Consumer resistance to digital transformation, meanwhile, often comes from mature markets like Hong Kong and Singapore where consumers are highly conscious of the potential for digital fraud. In emerging markets such as Vietnam, where consumers are less fraud-aware and more convenience-oriented, digital solutions are more likely to take off as customers are more keen to engage.
There are three main problems for debt collection in the APAC region. Any digital transformation solution has to address the complexities of local legislation, the behind-the-scenes barriers to 24/7 payment processing, and consumer resistance based on fears of digital fraud.
Legislative complexity is the reason many banks outsource debt collection at a local level - a process they can support with automated assignment and recall processes. Sophisticated debt collection software already creates distribution schemes for individual collectors, based on geographical (and therefore legislative) locations. Visits are then targeted based on a range of metrics, including the legal complexity of the case, ensuring that collectors are assigned where they are most likely to get results. Here, digital transformation doesn’t replace the human specialist - it just allows them to target their efforts more effectively, managing their caseloads by relative complexity.
Real-time processing is all about integration. Where a bank has the existing capability to process payments in real time, a solid digital debt collection solution should integrate with the payment system and eliminate customers who’ve made a payment during the day from the visit schedule. A broader transformation of the bank’s operations may involve an integrated financial suite, looking at a range of operations which can be streamlined so that they work together more efficiently.
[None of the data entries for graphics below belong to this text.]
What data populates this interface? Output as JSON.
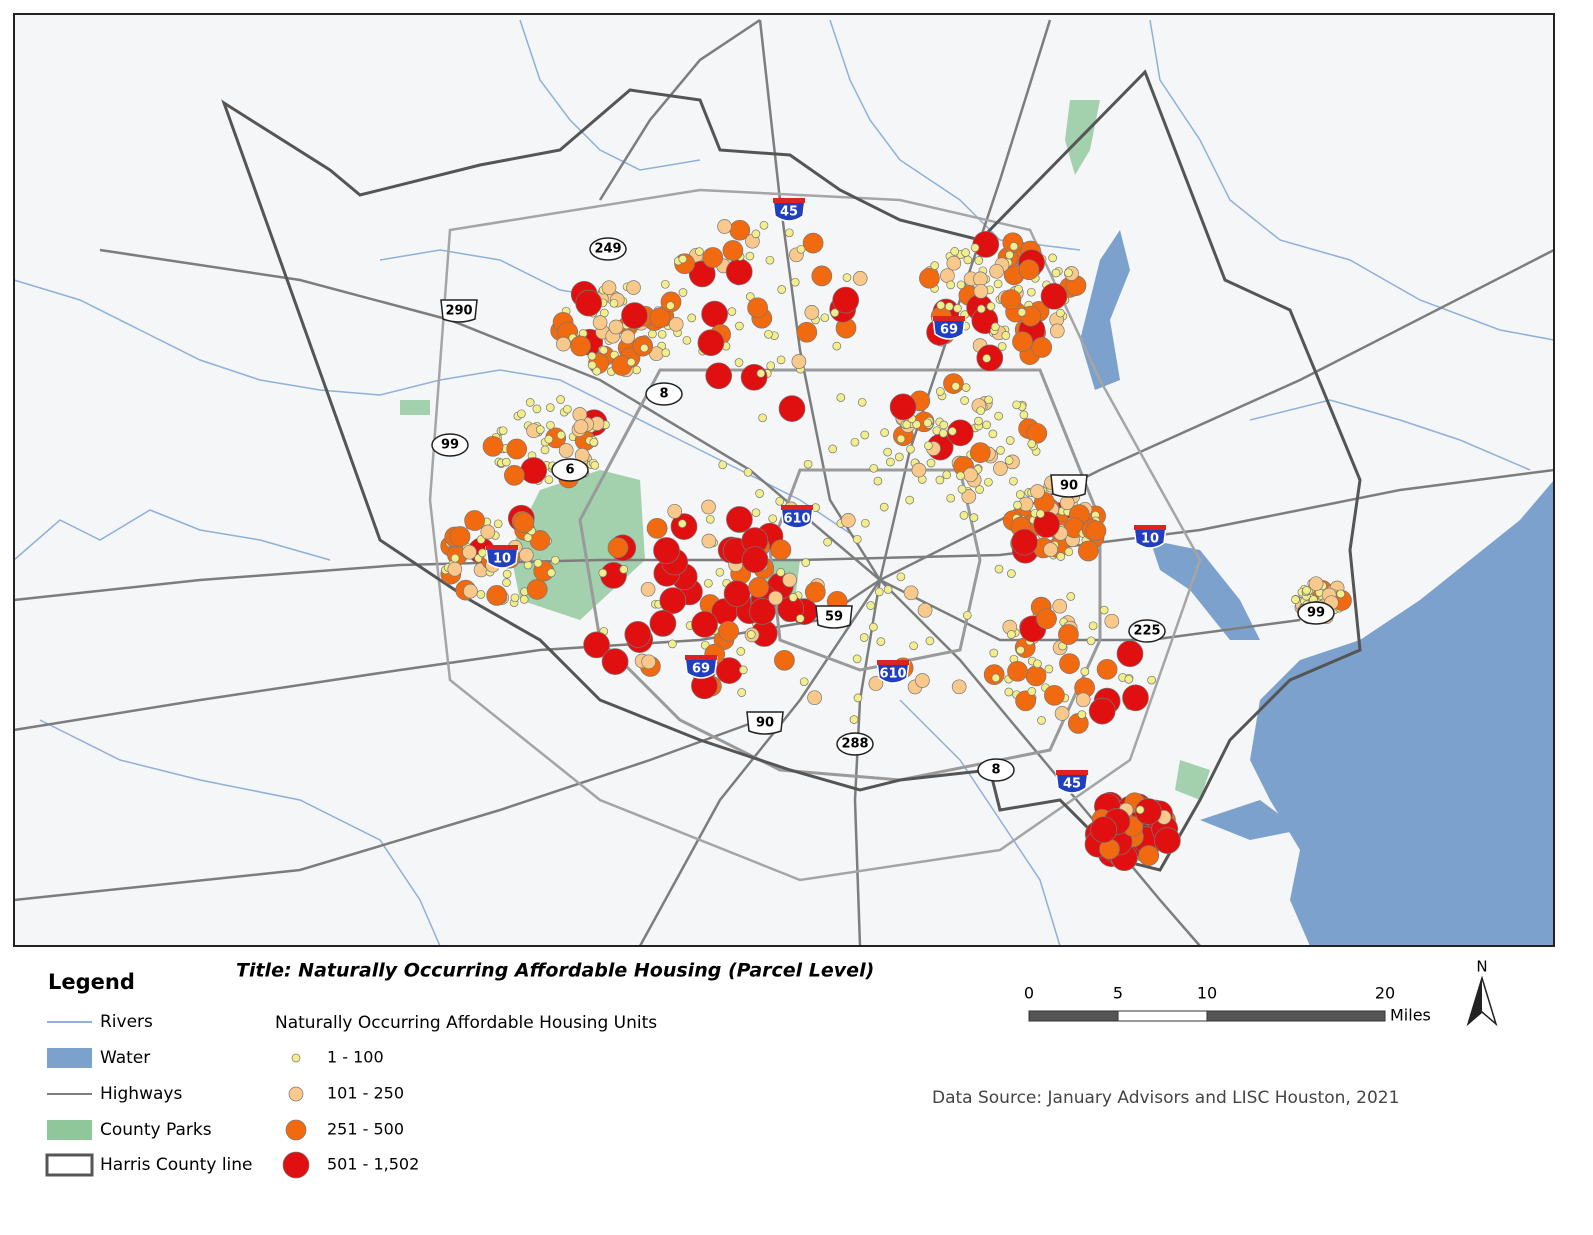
{
  "title": "Title: Naturally Occurring Affordable Housing (Parcel Level)",
  "legend": {
    "heading": "Legend",
    "items": [
      "Rivers",
      "Water",
      "Highways",
      "County Parks",
      "Harris County line"
    ]
  },
  "units_legend": {
    "heading": "Naturally Occurring Affordable Housing Units",
    "classes": [
      "1 - 100",
      "101 - 250",
      "251 - 500",
      "501 - 1,502"
    ]
  },
  "scale_bar": {
    "ticks": [
      0,
      5,
      10,
      20
    ],
    "unit": "Miles"
  },
  "north_arrow": "N",
  "source": "Data Source: January Advisors and LISC Houston, 2021",
  "interstate_shields": [
    "45",
    "69",
    "610",
    "10",
    "10",
    "69",
    "610",
    "45"
  ],
  "us_shields": [
    "290",
    "59",
    "90",
    "90"
  ],
  "state_shields": [
    "249",
    "8",
    "99",
    "6",
    "225",
    "99",
    "288",
    "8"
  ]
}
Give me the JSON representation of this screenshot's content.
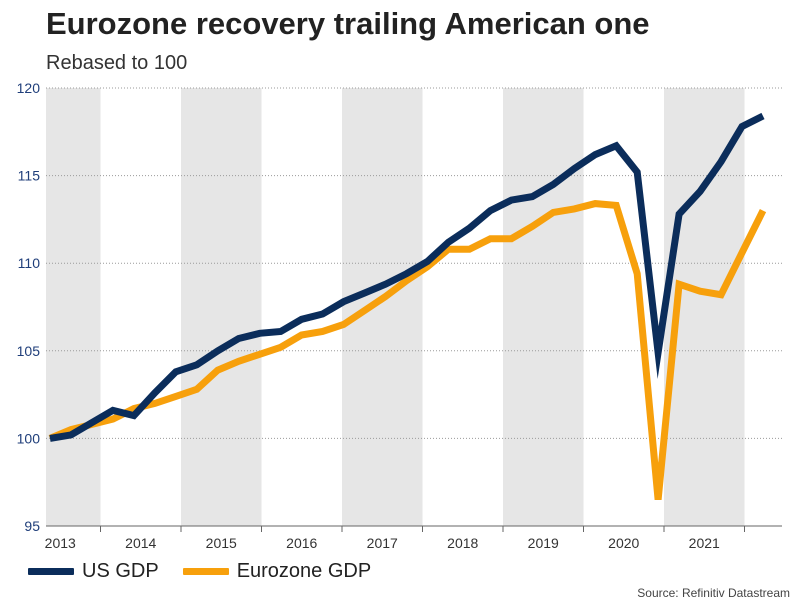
{
  "title": "Eurozone recovery trailing American one",
  "subtitle": "Rebased to 100",
  "source": "Source: Refinitiv Datastream",
  "colors": {
    "us": "#0b2d5b",
    "ez": "#f7a00c",
    "band": "#e6e6e6",
    "grid": "#9a9a9a",
    "axis": "#1f3e7a"
  },
  "chart_data": {
    "type": "line",
    "title": "Eurozone recovery trailing American one",
    "subtitle": "Rebased to 100",
    "ylabel": "",
    "xlabel": "",
    "ylim": [
      95,
      120
    ],
    "yticks": [
      "95",
      "100",
      "105",
      "110",
      "115",
      "120"
    ],
    "years": [
      "2013",
      "2014",
      "2015",
      "2016",
      "2017",
      "2018",
      "2019",
      "2020",
      "2021"
    ],
    "x_quarters": [
      "2013Q1",
      "2013Q2",
      "2013Q3",
      "2013Q4",
      "2014Q1",
      "2014Q2",
      "2014Q3",
      "2014Q4",
      "2015Q1",
      "2015Q2",
      "2015Q3",
      "2015Q4",
      "2016Q1",
      "2016Q2",
      "2016Q3",
      "2016Q4",
      "2017Q1",
      "2017Q2",
      "2017Q3",
      "2017Q4",
      "2018Q1",
      "2018Q2",
      "2018Q3",
      "2018Q4",
      "2019Q1",
      "2019Q2",
      "2019Q3",
      "2019Q4",
      "2020Q1",
      "2020Q2",
      "2020Q3",
      "2020Q4",
      "2021Q1",
      "2021Q2",
      "2021Q3"
    ],
    "series": [
      {
        "name": "US GDP",
        "color": "#0b2d5b",
        "values": [
          100.0,
          100.2,
          100.9,
          101.6,
          101.3,
          102.6,
          103.8,
          104.2,
          105.0,
          105.7,
          106.0,
          106.1,
          106.8,
          107.1,
          107.8,
          108.3,
          108.8,
          109.4,
          110.1,
          111.2,
          112.0,
          113.0,
          113.6,
          113.8,
          114.5,
          115.4,
          116.2,
          116.7,
          115.2,
          104.9,
          112.8,
          114.1,
          115.8,
          117.8,
          118.4
        ]
      },
      {
        "name": "Eurozone GDP",
        "color": "#f7a00c",
        "values": [
          100.0,
          100.5,
          100.8,
          101.1,
          101.7,
          102.0,
          102.4,
          102.8,
          103.9,
          104.4,
          104.8,
          105.2,
          105.9,
          106.1,
          106.5,
          107.3,
          108.1,
          109.0,
          109.8,
          110.8,
          110.8,
          111.4,
          111.4,
          112.1,
          112.9,
          113.1,
          113.4,
          113.3,
          109.4,
          96.5,
          108.8,
          108.4,
          108.2,
          110.6,
          113.0
        ]
      }
    ],
    "shaded_years": [
      "2013",
      "2015",
      "2017",
      "2019",
      "2021"
    ],
    "grid": true,
    "legend": "bottom-left"
  }
}
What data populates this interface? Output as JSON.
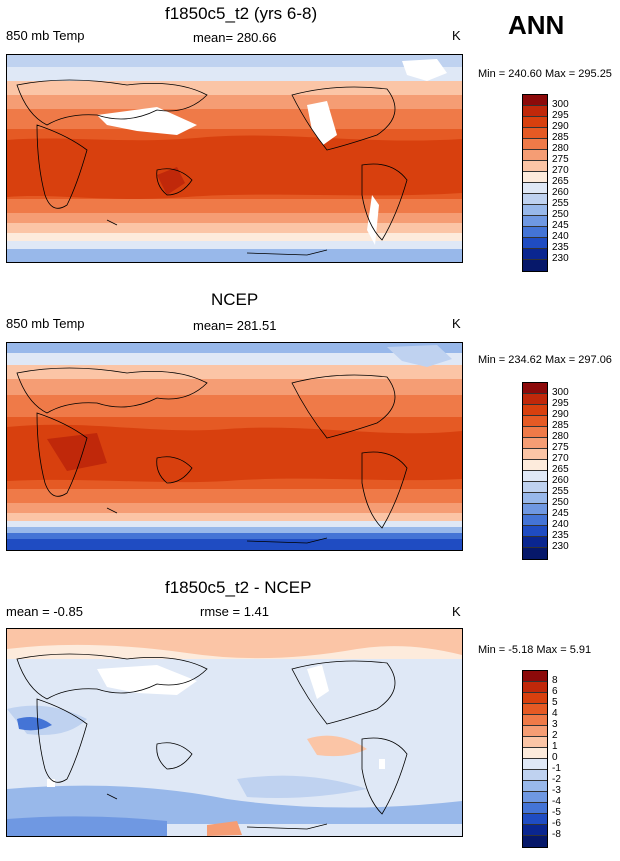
{
  "season": "ANN",
  "panels": [
    {
      "title": "f1850c5_t2 (yrs 6-8)",
      "left": "850 mb Temp",
      "center": "mean= 280.66",
      "units": "K",
      "minmax": "Min = 240.60 Max = 295.25",
      "levels": [
        "300",
        "295",
        "290",
        "285",
        "280",
        "275",
        "270",
        "265",
        "260",
        "255",
        "250",
        "245",
        "240",
        "235",
        "230"
      ],
      "colors": [
        "#8c0a0a",
        "#c0280a",
        "#d8400e",
        "#e55a24",
        "#ef7a48",
        "#f59d74",
        "#fbc5a6",
        "#fdebdc",
        "#dfe8f6",
        "#bfd2f0",
        "#98b8ea",
        "#6f98e2",
        "#4474d6",
        "#1f4cc2",
        "#0a2690",
        "#06186a"
      ]
    },
    {
      "title": "NCEP",
      "left": "850 mb Temp",
      "center": "mean= 281.51",
      "units": "K",
      "minmax": "Min = 234.62 Max = 297.06",
      "levels": [
        "300",
        "295",
        "290",
        "285",
        "280",
        "275",
        "270",
        "265",
        "260",
        "255",
        "250",
        "245",
        "240",
        "235",
        "230"
      ],
      "colors": [
        "#8c0a0a",
        "#c0280a",
        "#d8400e",
        "#e55a24",
        "#ef7a48",
        "#f59d74",
        "#fbc5a6",
        "#fdebdc",
        "#dfe8f6",
        "#bfd2f0",
        "#98b8ea",
        "#6f98e2",
        "#4474d6",
        "#1f4cc2",
        "#0a2690",
        "#06186a"
      ]
    },
    {
      "title": "f1850c5_t2 - NCEP",
      "left": "mean =  -0.85",
      "center": "rmse =   1.41",
      "units": "K",
      "minmax": "Min =  -5.18 Max =   5.91",
      "levels": [
        "8",
        "6",
        "5",
        "4",
        "3",
        "2",
        "1",
        "0",
        "-1",
        "-2",
        "-3",
        "-4",
        "-5",
        "-6",
        "-8"
      ],
      "colors": [
        "#8c0a0a",
        "#c0280a",
        "#d8400e",
        "#e55a24",
        "#ef7a48",
        "#f59d74",
        "#fbc5a6",
        "#fdebdc",
        "#dfe8f6",
        "#bfd2f0",
        "#98b8ea",
        "#6f98e2",
        "#4474d6",
        "#1f4cc2",
        "#0a2690",
        "#06186a"
      ]
    }
  ],
  "chart_data": [
    {
      "type": "heatmap",
      "title": "f1850c5_t2 (yrs 6-8)",
      "variable": "850 mb Temp",
      "units": "K",
      "mean": 280.66,
      "min": 240.6,
      "max": 295.25,
      "contour_levels": [
        230,
        235,
        240,
        245,
        250,
        255,
        260,
        265,
        270,
        275,
        280,
        285,
        290,
        295,
        300
      ]
    },
    {
      "type": "heatmap",
      "title": "NCEP",
      "variable": "850 mb Temp",
      "units": "K",
      "mean": 281.51,
      "min": 234.62,
      "max": 297.06,
      "contour_levels": [
        230,
        235,
        240,
        245,
        250,
        255,
        260,
        265,
        270,
        275,
        280,
        285,
        290,
        295,
        300
      ]
    },
    {
      "type": "heatmap",
      "title": "f1850c5_t2 - NCEP",
      "units": "K",
      "mean": -0.85,
      "rmse": 1.41,
      "min": -5.18,
      "max": 5.91,
      "contour_levels": [
        -8,
        -6,
        -5,
        -4,
        -3,
        -2,
        -1,
        0,
        1,
        2,
        3,
        4,
        5,
        6,
        8
      ]
    }
  ]
}
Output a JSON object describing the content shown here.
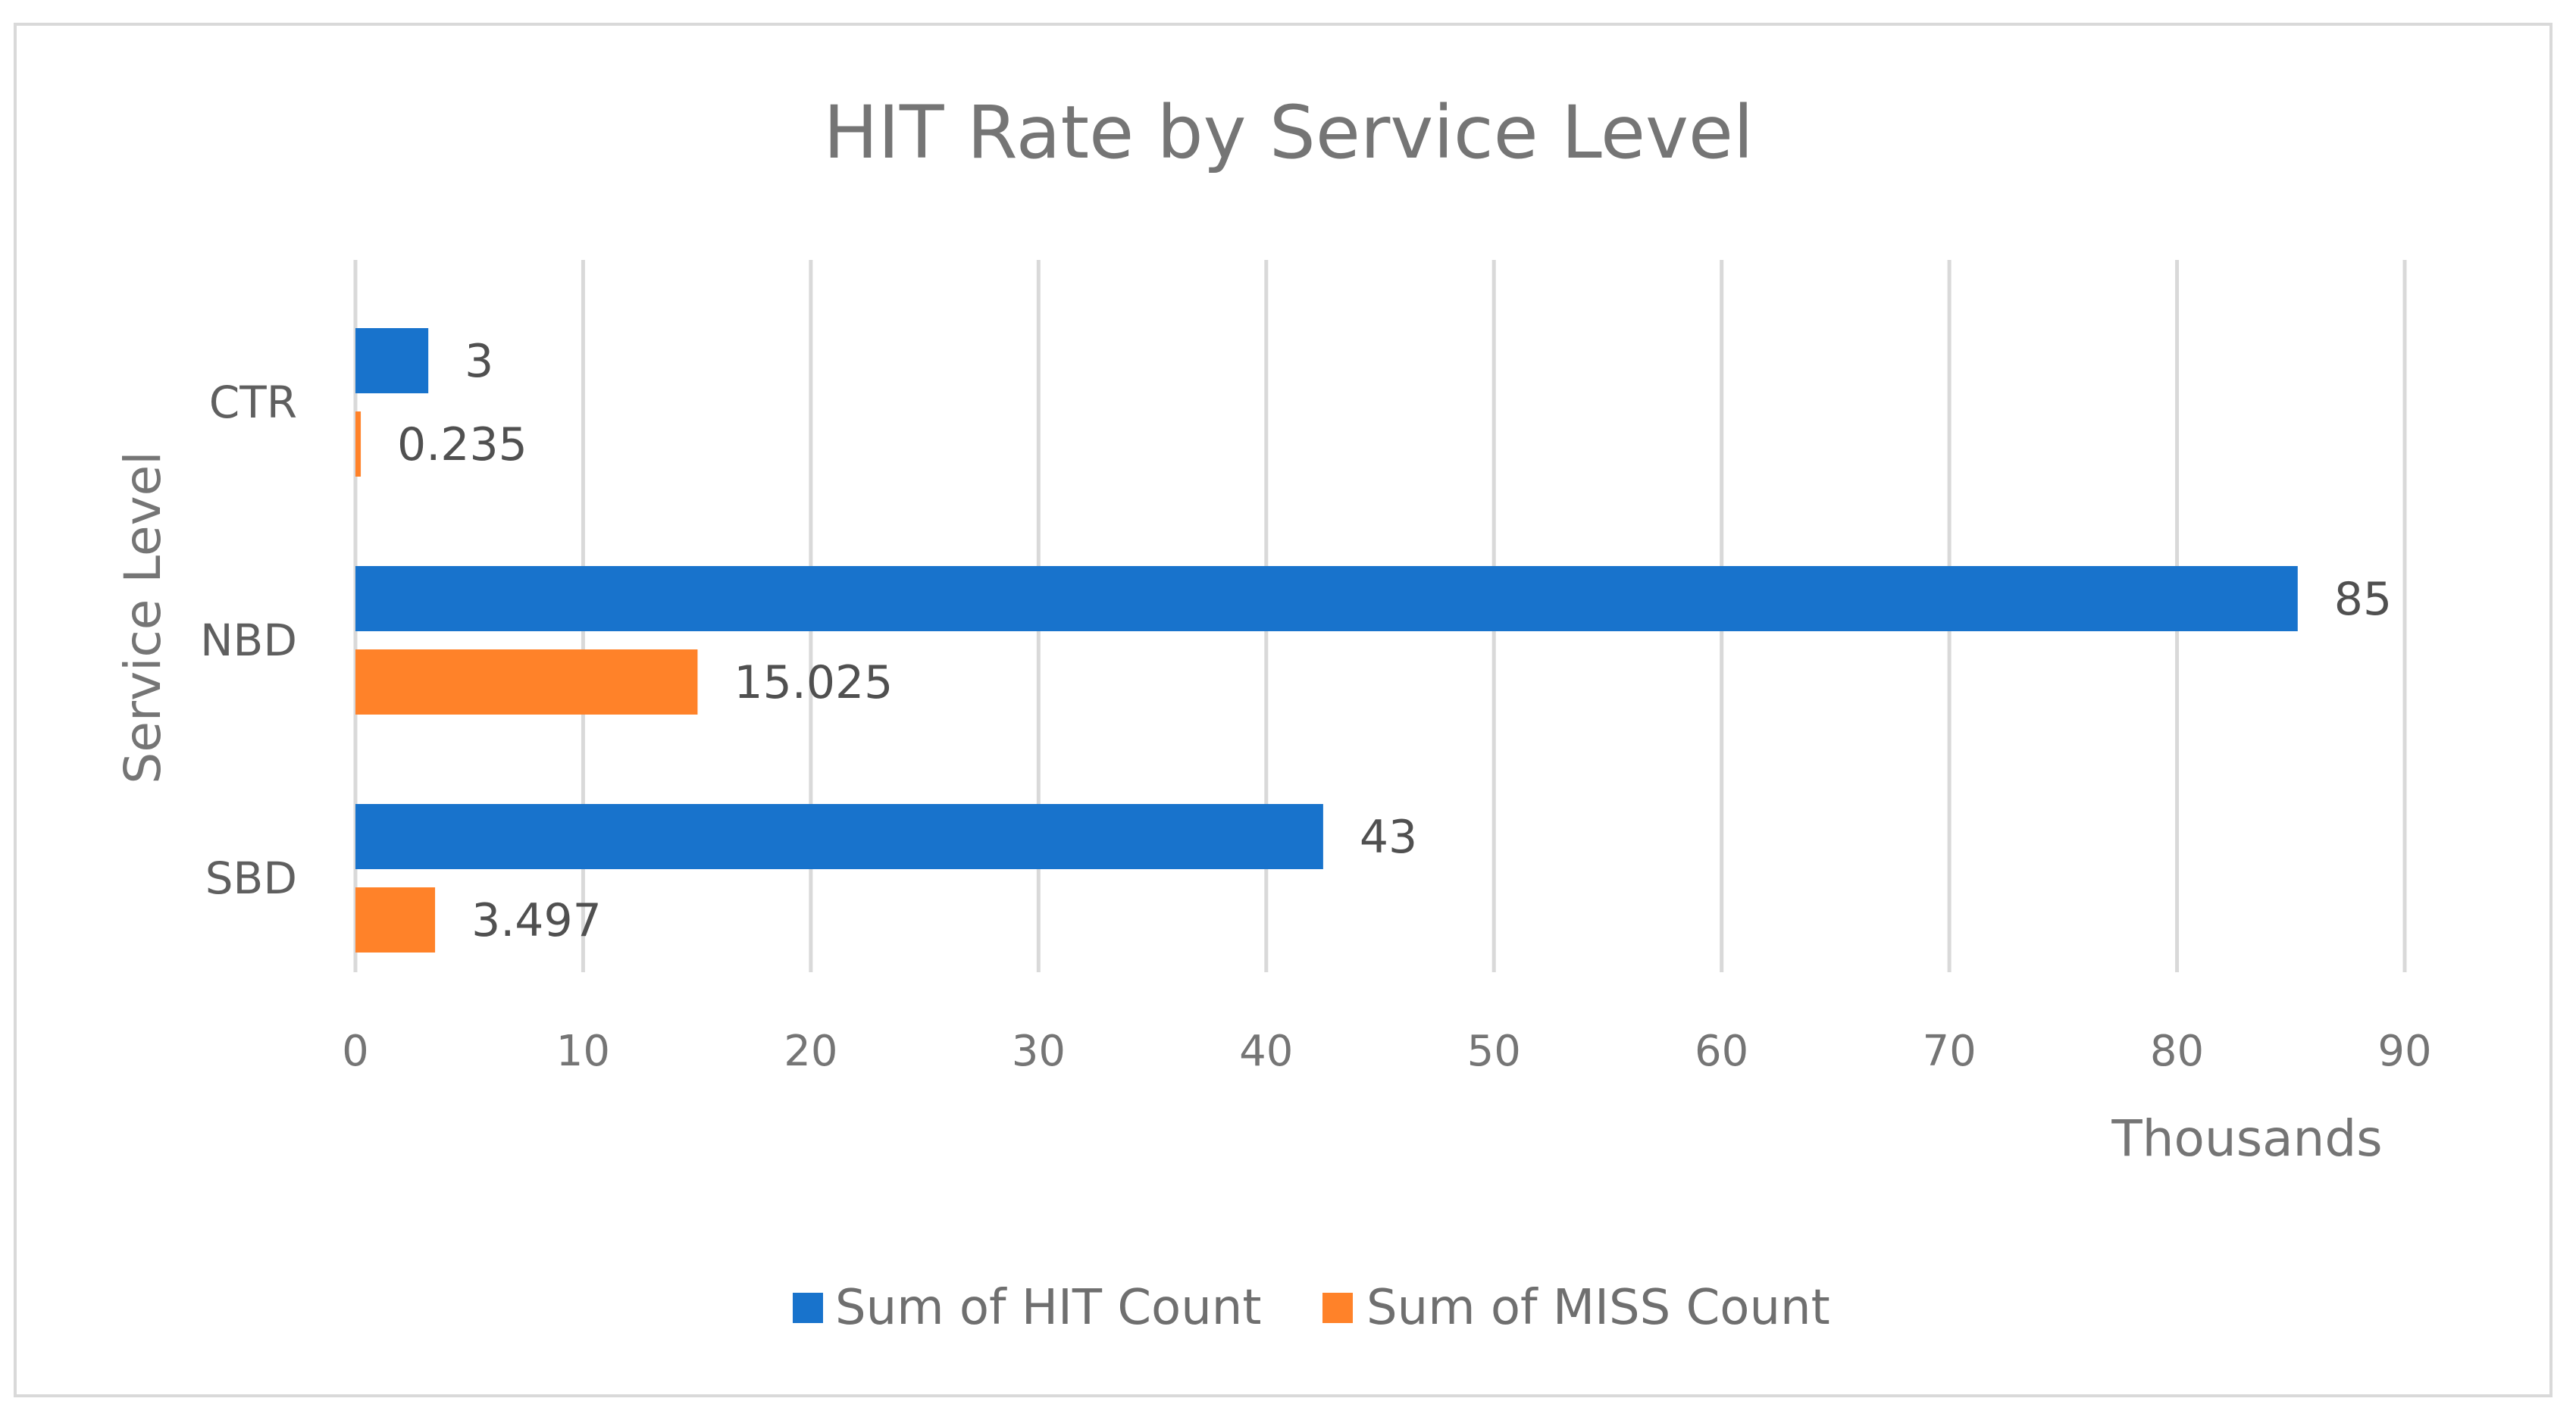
{
  "chart_data": {
    "type": "bar",
    "orientation": "horizontal",
    "title": "HIT Rate by Service Level",
    "xlabel": "Thousands",
    "ylabel": "Service Level",
    "xlim": [
      0,
      90
    ],
    "x_ticks": [
      0,
      10,
      20,
      30,
      40,
      50,
      60,
      70,
      80,
      90
    ],
    "x_tick_labels": [
      "0",
      "10",
      "20",
      "30",
      "40",
      "50",
      "60",
      "70",
      "80",
      "90"
    ],
    "grid": true,
    "categories": [
      "CTR",
      "NBD",
      "SBD"
    ],
    "series": [
      {
        "name": "Sum of HIT Count",
        "color": "#1873CC",
        "values": [
          3.2,
          85.3,
          42.5
        ],
        "labels": [
          "3",
          "85",
          "43"
        ]
      },
      {
        "name": "Sum of MISS Count",
        "color": "#FF8229",
        "values": [
          0.235,
          15.025,
          3.497
        ],
        "labels": [
          "0.235",
          "15.025",
          "3.497"
        ]
      }
    ],
    "legend_position": "bottom"
  }
}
Fraud and security concerns are a bigger strategic concern. Digital transformation here is a cultural process, in which customers have to understand how paperless their identities really are. Identity has moved beyond the physical - each customer has a spread of products, services and accounts in their name, some of which only exist digitally. Robust and regulated digital identity services are still emerging, and the struggle to implement these services on a widespread basis is ongoing. The important thing for a specific tool - like an app for debt collection - is that it processes and releases only the relevant data.
However, debt collection software is only part of the digital transformation process. It needs to be flexible enough to work with banks’ collection strategies, but it can’t define them. What’s important is that banks look forward - especially those who are currently using spreadsheets and printouts to manage debt collection.
Digital transformation ultimately serves two roles. One: catching the debts before they go out of control, and the problems of local jurisdiction or lags in processing cease to be problems. Two: monitoring accounts and making it easy for customers to pay in real time, so banks can keep loans in performance. The best way to avoid a problem? Make sure it doesn’t become one in the first place.